People say it is surprising to see rape cases and rape jokes become prevalent in a country where modesty and being religious is the norm. Unfortunately people use the name of peaceful religions and modesty to justify their misogynistic words that supports victim blaming and supports rape culture.
Fauzi Nawawi After The Apology
“Rape” jokes like the one made by Fauzi Nawawi as well as by other public influencers are damaging not only because it is traumatising to the victim her/himself. But also because it takes away the opportunity to hold abusers accountable for their actions. Injustice continues to live and abusers get away with their crimes because rape culutre allows them to do so. People who joke about sexual violence tend to be incredibly disconnected from the reality and impact of their words. Much like Fauzi who recently retracted his apology from social media platforms and started releasing cryptic religious. His latter actions and posts indicate no remorse, nor any accountability for his words.
The actor’s actions following the apology also mirrors many who tend to victim blame and hold misogynistic and patriachal thoughts that support sexual violence against women. His only motive has been to clear his name from the controversy, rather than trying to send across a clear message that he never should have put rape in a humorous context. Nor should he ever be talking about how rape can be lustful in any way or form.
Combatting Rape Culture
Combatting rape culture and normalisation of rape is an uphill battle with more than just one or two obstacles. It may take years of proper sex education, awareness and complete shift in the society before we can fix the rape culture. Some of the things Malaysians can do to combat rape culture is by being completely aware of their own actions.
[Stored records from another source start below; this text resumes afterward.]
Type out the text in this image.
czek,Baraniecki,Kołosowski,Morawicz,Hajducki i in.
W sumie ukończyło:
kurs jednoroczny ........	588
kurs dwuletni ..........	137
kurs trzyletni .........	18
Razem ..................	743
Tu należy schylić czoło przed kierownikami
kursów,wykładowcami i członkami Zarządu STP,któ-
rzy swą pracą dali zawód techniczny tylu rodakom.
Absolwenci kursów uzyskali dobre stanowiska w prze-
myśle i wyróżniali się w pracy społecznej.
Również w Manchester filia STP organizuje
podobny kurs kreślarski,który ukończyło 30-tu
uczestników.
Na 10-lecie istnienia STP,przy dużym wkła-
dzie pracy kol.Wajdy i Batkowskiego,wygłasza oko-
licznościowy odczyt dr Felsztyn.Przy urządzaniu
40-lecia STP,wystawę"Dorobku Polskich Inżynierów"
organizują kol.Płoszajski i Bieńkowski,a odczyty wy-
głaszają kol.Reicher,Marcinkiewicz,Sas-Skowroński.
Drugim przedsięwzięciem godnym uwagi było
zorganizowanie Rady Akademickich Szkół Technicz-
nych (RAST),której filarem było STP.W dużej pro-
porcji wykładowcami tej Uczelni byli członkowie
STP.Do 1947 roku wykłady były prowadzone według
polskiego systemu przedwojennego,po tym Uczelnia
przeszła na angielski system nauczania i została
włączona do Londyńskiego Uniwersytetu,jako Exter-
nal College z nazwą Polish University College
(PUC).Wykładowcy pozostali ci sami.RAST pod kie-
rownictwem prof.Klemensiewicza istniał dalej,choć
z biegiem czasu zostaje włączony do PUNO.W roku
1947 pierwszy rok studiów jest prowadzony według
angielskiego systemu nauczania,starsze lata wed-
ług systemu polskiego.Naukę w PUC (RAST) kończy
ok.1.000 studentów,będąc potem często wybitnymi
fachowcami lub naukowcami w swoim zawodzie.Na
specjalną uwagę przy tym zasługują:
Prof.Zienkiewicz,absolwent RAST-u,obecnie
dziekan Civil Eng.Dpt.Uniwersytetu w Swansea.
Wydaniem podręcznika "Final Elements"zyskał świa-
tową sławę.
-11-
Ask yourself the important questions: What is your first reaction when you hear a rape joke? Do you tolerate rape jokes among your friends or actively work on the deadly combination of humor and rape?
“What is your language like when talking about women?” Is it derogatory, submissive or sexualized in any way or form?
Do you sexualize womanhood and support those who speak about women only in sexualized manners?
Are you aware of what is consent and what is non consensual behaviour? Do you understand what it means to practice consent and communication?
Are you able to recognize what is victim-blaming and how your actions play a role in it?
How do you approach survivors of sexual abuse and what is your perception of them?
While these questions may be hard to answer and reflect upon, it is more than just necessary. Without realizing your own biases and prejudice against women, you cannot fight alongside women in this uphill battle. Rape culture will take years of petitions, education and awareness. But the solution starts with ourselves. For the sake of all young girls and women in Malaysia, we hope to see men like Fauzi Nawawi and other perpetuators take accountability, do self reflection and gain a deeper understanding of the rape culture. Understanding it’s impact and danger on women may be the biggest step one can do for themselves, and for the society.